2. Comparing the ANOVA to the t test results

  1. Let's see whether we have any differentially expressed genes in common between the simpler t test and the more elaborate ANOVA. After all, they are testing one factor in common under mock inoculation. Open both of your saved files in Excel.
  2. We will use the Excel function vlookup() to see whether some of the same genes are common to both tests. (It would usually be easier to do this with a dedicated microarray software package, but we can't learn everything in one lab!).
  3. In one of your two output files, insert a blank column.

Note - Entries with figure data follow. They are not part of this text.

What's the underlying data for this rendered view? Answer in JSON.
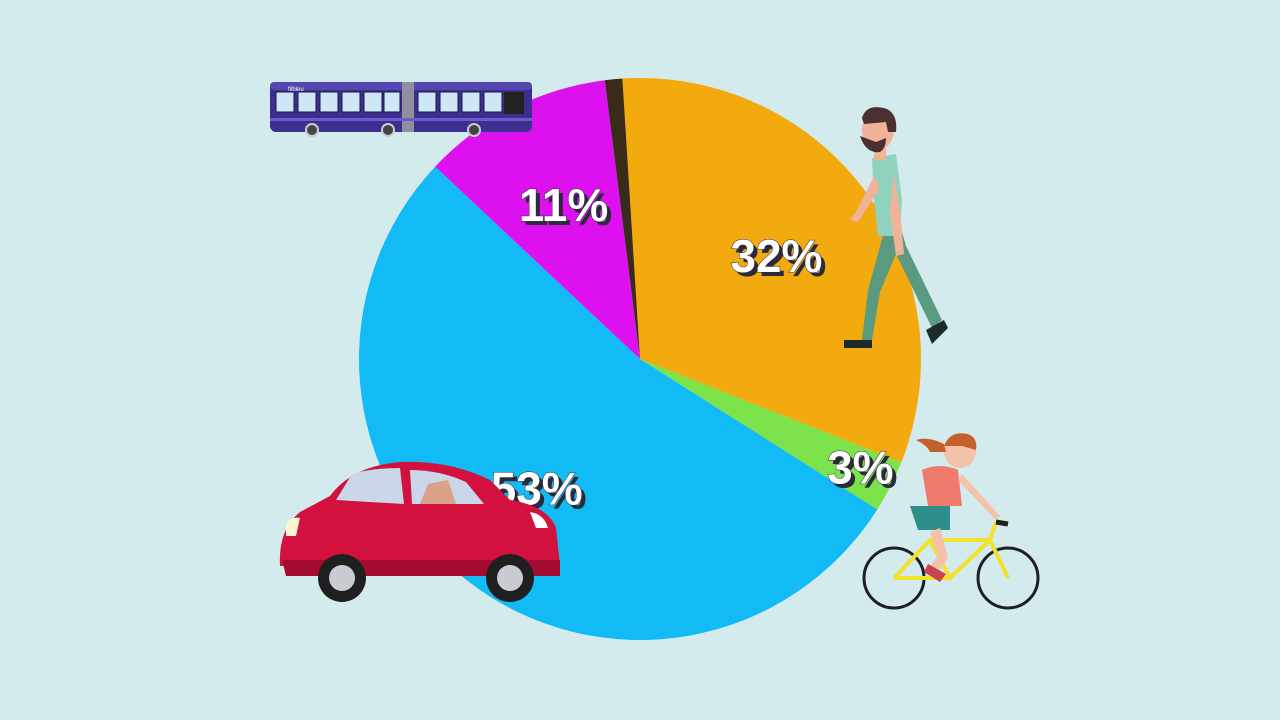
{
  "background": "#d4ebee",
  "chart_data": {
    "type": "pie",
    "slices": [
      {
        "name": "walking",
        "label": "32%",
        "value": 32,
        "color": "#f3aa0e",
        "icon": "pedestrian-icon"
      },
      {
        "name": "cycling",
        "label": "3%",
        "value": 3,
        "color": "#7de34b",
        "icon": "cyclist-icon"
      },
      {
        "name": "car",
        "label": "53%",
        "value": 53,
        "color": "#12bbf5",
        "icon": "car-icon"
      },
      {
        "name": "bus",
        "label": "11%",
        "value": 11,
        "color": "#dd10f0",
        "icon": "bus-icon"
      },
      {
        "name": "other",
        "label": "",
        "value": 1,
        "color": "#3a2a18"
      }
    ]
  },
  "bus": {
    "brand": "filbleu"
  }
}
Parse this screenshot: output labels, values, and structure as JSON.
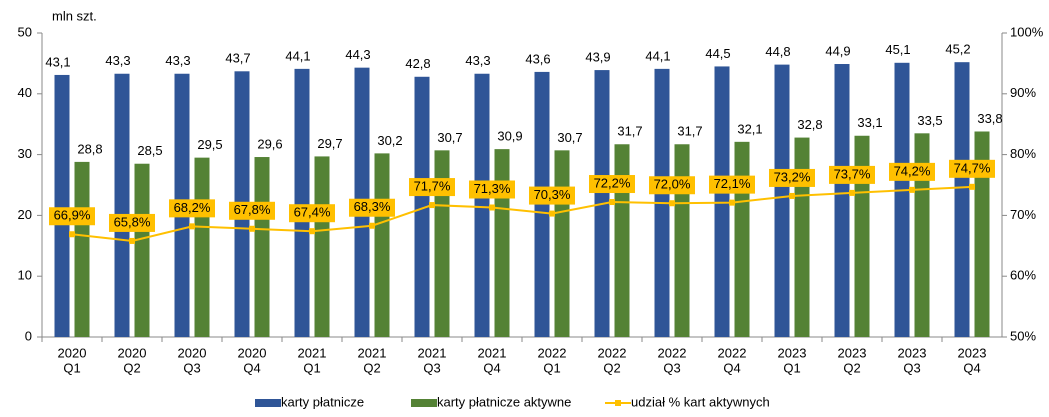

You can do this by clicking on the header of column 1 (or A) and choosing Insert/Column. In the first cell, type the label Match. In the second empty cell (corresponding to the first row of output data), type

    = vlookup(

    and, without hitting the Enter key, click with the mouse in the second cell of the ID_Ref column. Now type a comma. You should now have

    = vlookup(RC[2],

    or, if you're using A1 cell references,

    = vlookup(B2,

  4. Still without hitting Enter, navigate to the worksheet of your other result file. Click in the first cell of the ID_Ref column in that worksheet, then scroll down and, holding down the Shift key, click in the last cell. Your formula in the formula bar will now be

    = vlookup(RC[2],[other_output_file]other_worksheet!R2C2:R175C2

  5. Finish by typing

    , 1, false)

  6. and hit Enter. You should see in the cell where you entered the formula either an ID equal to the one in the ID_Ref column, or the letters #N/A.
  7. What have you just done? You've told Excel to try to find the first ID in the first column of the second table, and return the value in column 1 of that table if it found an exact match with the first ID. In this case the second table has only one column, so you're returning the very value that you matched -- but this vlookup() function is very useful for extracting data from a multiple-column table too.
  8. Copy the formula to the rest of the cells in your column as follows: select the cell containing your formula, then Shift-click on the last cell in the same column (the last row of the table). Choose Edit/Fill/Down or just type Ctrl-D. This will run the same lookup on each gene of your first result file.
  9. While these cells are still selected, choose Edit/Copy and then Paste Special. In the dialog, choose to Paste Values only. This will get rid of the formulas. Now choose Edit/Replace, and replace #N/A with nothing.
  10. You can now select the entire table, then choose Data/Sort..., then choose to sort on your Match column. This will place all the matches at the top where you can see them. How well do the two lists match? Can you draw any conclusion from this observation?